Et si on simplifiait (vraiment) le droit du travail ?

Voici une partition sans fausse note et qui pourtant sonne diablement faux. Clôturant les universités d’été d’un parti qui se revendique encore socialiste, le premier ministre n’en a pas moins affirmé sa volonté de voir les conventions collectives primer sur la loi dans les relations de travail. Certains ont cru pouvoir s’estimer rassurés par ses propos lénifiants sur les trente-cinq heures. Mais d’autres y ont vu, à juste titre, la première mesure d’une nouvelle charge de cavalerie contre le code du travail. Après le rapport de l’institut Montaigne, c’est au tour de la fondation Terra Nova de sonner le tocsin : il y aurait urgence à permettre aux accords de branche et d’entreprise de déroger à la règle de droit, une nouvelle fois accusée d’être la cause de tous les maux économiques.    

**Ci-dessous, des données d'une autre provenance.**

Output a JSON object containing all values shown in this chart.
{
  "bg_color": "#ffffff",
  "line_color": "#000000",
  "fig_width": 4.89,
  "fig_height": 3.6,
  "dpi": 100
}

La facilité avec laquelle cette vieille rengaine néolibérale est aujourd’hui reçue par l’écrasante majorité des médias est confondante, tant elle est, comme tant d’autres, déconnectée de toute réalité.

 Car ce qui contribue aujourd’hui à complexifier inutilement le code du travail, ce sont, précisément, toutes ces règles qui, depuis plus de trente ans, ont été introduites pour permettre aux employeurs de déroger aux garanties les plus élémentaires du salarié. Ne pouvant en revendiquer explicitement l’abrogation complète, le législateur a, ces dernières années, multiplié dans le code du travail les articles visant à préciser à quelles conditions et selon quelles modalités des règles aussi fondamentales que le droit à une rémunération équitable, l’encadrement de la durée du travail ou la protection contre les licenciements abusifs pouvaient être, sinon suspendues, du moins sévèrement écornées.

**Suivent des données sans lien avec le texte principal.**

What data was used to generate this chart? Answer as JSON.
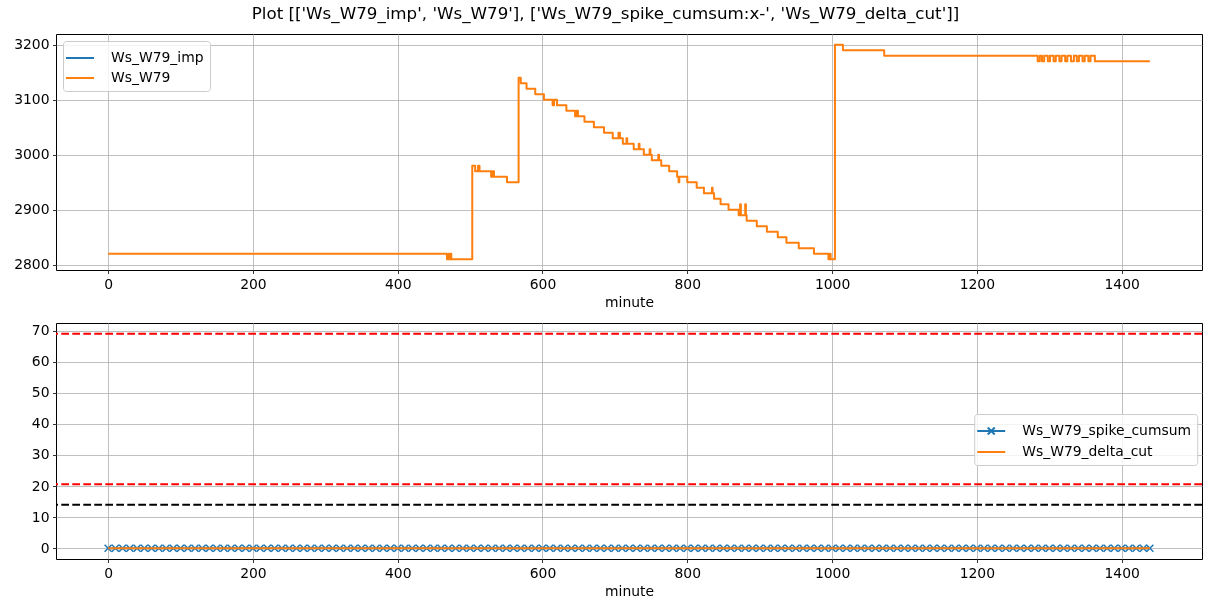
{
  "chart_data": [
    {
      "type": "step",
      "title": "Plot [['Ws_W79_imp', 'Ws_W79'], ['Ws_W79_spike_cumsum:x-', 'Ws_W79_delta_cut']]",
      "xlabel": "minute",
      "x": [
        0,
        468,
        470,
        471,
        473,
        474,
        503,
        507,
        511,
        513,
        529,
        531,
        533,
        551,
        567,
        570,
        578,
        590,
        602,
        614,
        616,
        620,
        633,
        645,
        647,
        649,
        658,
        671,
        685,
        697,
        705,
        707,
        711,
        716,
        717,
        726,
        733,
        734,
        740,
        748,
        749,
        751,
        760,
        761,
        764,
        775,
        786,
        788,
        789,
        800,
        813,
        823,
        834,
        835,
        837,
        846,
        857,
        871,
        873,
        874,
        880,
        881,
        882,
        896,
        910,
        925,
        937,
        954,
        975,
        995,
        997,
        998,
        1004,
        1015,
        1072,
        1284,
        1287,
        1290,
        1293,
        1298,
        1301,
        1306,
        1309,
        1314,
        1317,
        1322,
        1325,
        1330,
        1334,
        1338,
        1341,
        1346,
        1349,
        1354,
        1357,
        1363,
        1439
      ],
      "series": [
        {
          "name": "Ws_W79_imp",
          "color": "#1f77b4",
          "values": [
            null,
            null,
            null,
            null,
            null,
            null,
            null,
            null,
            null,
            null,
            null,
            null,
            null,
            null,
            null,
            null,
            null,
            null,
            null,
            null,
            null,
            null,
            null,
            null,
            null,
            null,
            null,
            null,
            null,
            null,
            null,
            null,
            null,
            null,
            null,
            null,
            null,
            null,
            null,
            null,
            null,
            null,
            null,
            null,
            null,
            null,
            null,
            null,
            null,
            null,
            null,
            null,
            null,
            null,
            null,
            null,
            null,
            null,
            null,
            null,
            null,
            null,
            null,
            null,
            null,
            null,
            null,
            null,
            null,
            null,
            null,
            null,
            null,
            null,
            null,
            null,
            null,
            null,
            null,
            null,
            null,
            null,
            null,
            null,
            null,
            null,
            null,
            null,
            null,
            null,
            null,
            null,
            null,
            null,
            null,
            null,
            null
          ]
        },
        {
          "name": "Ws_W79",
          "color": "#ff7f0e",
          "values": [
            2820,
            2810,
            2820,
            2810,
            2820,
            2810,
            2980,
            2970,
            2980,
            2970,
            2960,
            2970,
            2960,
            2950,
            3140,
            3130,
            3120,
            3110,
            3100,
            3090,
            3100,
            3090,
            3080,
            3070,
            3080,
            3070,
            3060,
            3050,
            3040,
            3030,
            3040,
            3030,
            3020,
            3030,
            3020,
            3010,
            3020,
            3010,
            3000,
            3010,
            3000,
            2990,
            3000,
            2990,
            2980,
            2970,
            2960,
            2950,
            2960,
            2950,
            2940,
            2930,
            2940,
            2930,
            2920,
            2910,
            2900,
            2890,
            2910,
            2890,
            2910,
            2890,
            2880,
            2870,
            2860,
            2850,
            2840,
            2830,
            2820,
            2810,
            2820,
            2810,
            3200,
            3190,
            3180,
            3170,
            3180,
            3170,
            3180,
            3170,
            3180,
            3170,
            3180,
            3170,
            3180,
            3170,
            3180,
            3170,
            3180,
            3170,
            3180,
            3170,
            3180,
            3170,
            3180,
            3170,
            3170
          ]
        }
      ],
      "xlim": [
        -72,
        1511
      ],
      "ylim": [
        2790.5,
        3219.5
      ],
      "xticks": [
        0,
        200,
        400,
        600,
        800,
        1000,
        1200,
        1400
      ],
      "yticks": [
        2800,
        2900,
        3000,
        3100,
        3200
      ],
      "grid": true,
      "legend": "top left"
    },
    {
      "type": "line",
      "xlabel": "minute",
      "x": [
        0,
        10,
        20,
        30,
        40,
        50,
        60,
        70,
        80,
        90,
        100,
        110,
        120,
        130,
        140,
        150,
        160,
        170,
        180,
        190,
        200,
        210,
        220,
        230,
        240,
        250,
        260,
        270,
        280,
        290,
        300,
        310,
        320,
        330,
        340,
        350,
        360,
        370,
        380,
        390,
        400,
        410,
        420,
        430,
        440,
        450,
        460,
        470,
        480,
        490,
        500,
        510,
        520,
        530,
        540,
        550,
        560,
        570,
        580,
        590,
        600,
        610,
        620,
        630,
        640,
        650,
        660,
        670,
        680,
        690,
        700,
        710,
        720,
        730,
        740,
        750,
        760,
        770,
        780,
        790,
        800,
        810,
        820,
        830,
        840,
        850,
        860,
        870,
        880,
        890,
        900,
        910,
        920,
        930,
        940,
        950,
        960,
        970,
        980,
        990,
        1000,
        1010,
        1020,
        1030,
        1040,
        1050,
        1060,
        1070,
        1080,
        1090,
        1100,
        1110,
        1120,
        1130,
        1140,
        1150,
        1160,
        1170,
        1180,
        1190,
        1200,
        1210,
        1220,
        1230,
        1240,
        1250,
        1260,
        1270,
        1280,
        1290,
        1300,
        1310,
        1320,
        1330,
        1340,
        1350,
        1360,
        1370,
        1380,
        1390,
        1400,
        1410,
        1420,
        1430,
        1439
      ],
      "series": [
        {
          "name": "Ws_W79_spike_cumsum",
          "color": "#1f77b4",
          "marker": "cross",
          "values": [
            0,
            0,
            0,
            0,
            0,
            0,
            0,
            0,
            0,
            0,
            0,
            0,
            0,
            0,
            0,
            0,
            0,
            0,
            0,
            0,
            0,
            0,
            0,
            0,
            0,
            0,
            0,
            0,
            0,
            0,
            0,
            0,
            0,
            0,
            0,
            0,
            0,
            0,
            0,
            0,
            0,
            0,
            0,
            0,
            0,
            0,
            0,
            0,
            0,
            0,
            0,
            0,
            0,
            0,
            0,
            0,
            0,
            0,
            0,
            0,
            0,
            0,
            0,
            0,
            0,
            0,
            0,
            0,
            0,
            0,
            0,
            0,
            0,
            0,
            0,
            0,
            0,
            0,
            0,
            0,
            0,
            0,
            0,
            0,
            0,
            0,
            0,
            0,
            0,
            0,
            0,
            0,
            0,
            0,
            0,
            0,
            0,
            0,
            0,
            0,
            0,
            0,
            0,
            0,
            0,
            0,
            0,
            0,
            0,
            0,
            0,
            0,
            0,
            0,
            0,
            0,
            0,
            0,
            0,
            0,
            0,
            0,
            0,
            0,
            0,
            0,
            0,
            0,
            0,
            0,
            0,
            0,
            0,
            0,
            0,
            0,
            0,
            0,
            0,
            0,
            0,
            0,
            0,
            0,
            0
          ]
        },
        {
          "name": "Ws_W79_delta_cut",
          "color": "#ff7f0e",
          "x": [
            0,
            1439
          ],
          "values": [
            0,
            0
          ]
        }
      ],
      "xlim": [
        -72,
        1511
      ],
      "ylim": [
        -3.45,
        72.45
      ],
      "xticks": [
        0,
        200,
        400,
        600,
        800,
        1000,
        1200,
        1400
      ],
      "yticks": [
        0,
        10,
        20,
        30,
        40,
        50,
        60,
        70
      ],
      "ref_lines": [
        {
          "axis": "y",
          "value": 69,
          "color": "#ff0000",
          "line_style": "dashed"
        },
        {
          "axis": "y",
          "value": 20.6,
          "color": "#ff0000",
          "line_style": "dashed"
        },
        {
          "axis": "y",
          "value": 14,
          "color": "#000000",
          "line_style": "dashed"
        }
      ],
      "grid": true,
      "legend": "right"
    }
  ]
}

Ce n’est donc pas à une règlementation trop tatillonne que s’attaquent les thuriféraires de la « négociation », mais bien au cœur même du droit du travail, dont l’objet premier est de permettre de rééquilibrer (modestement) la relation foncièrement asymétrique qui unit, dans l’entreprise capitaliste, le salarié à son employeur. Autrement dit, ce n’est pas le souci de favoriser un véritable dynamisme économique qui anime les partisans de cette inversion de la hiérarchie des normes mais bien le refus, en tant que tel, du règne de la loi.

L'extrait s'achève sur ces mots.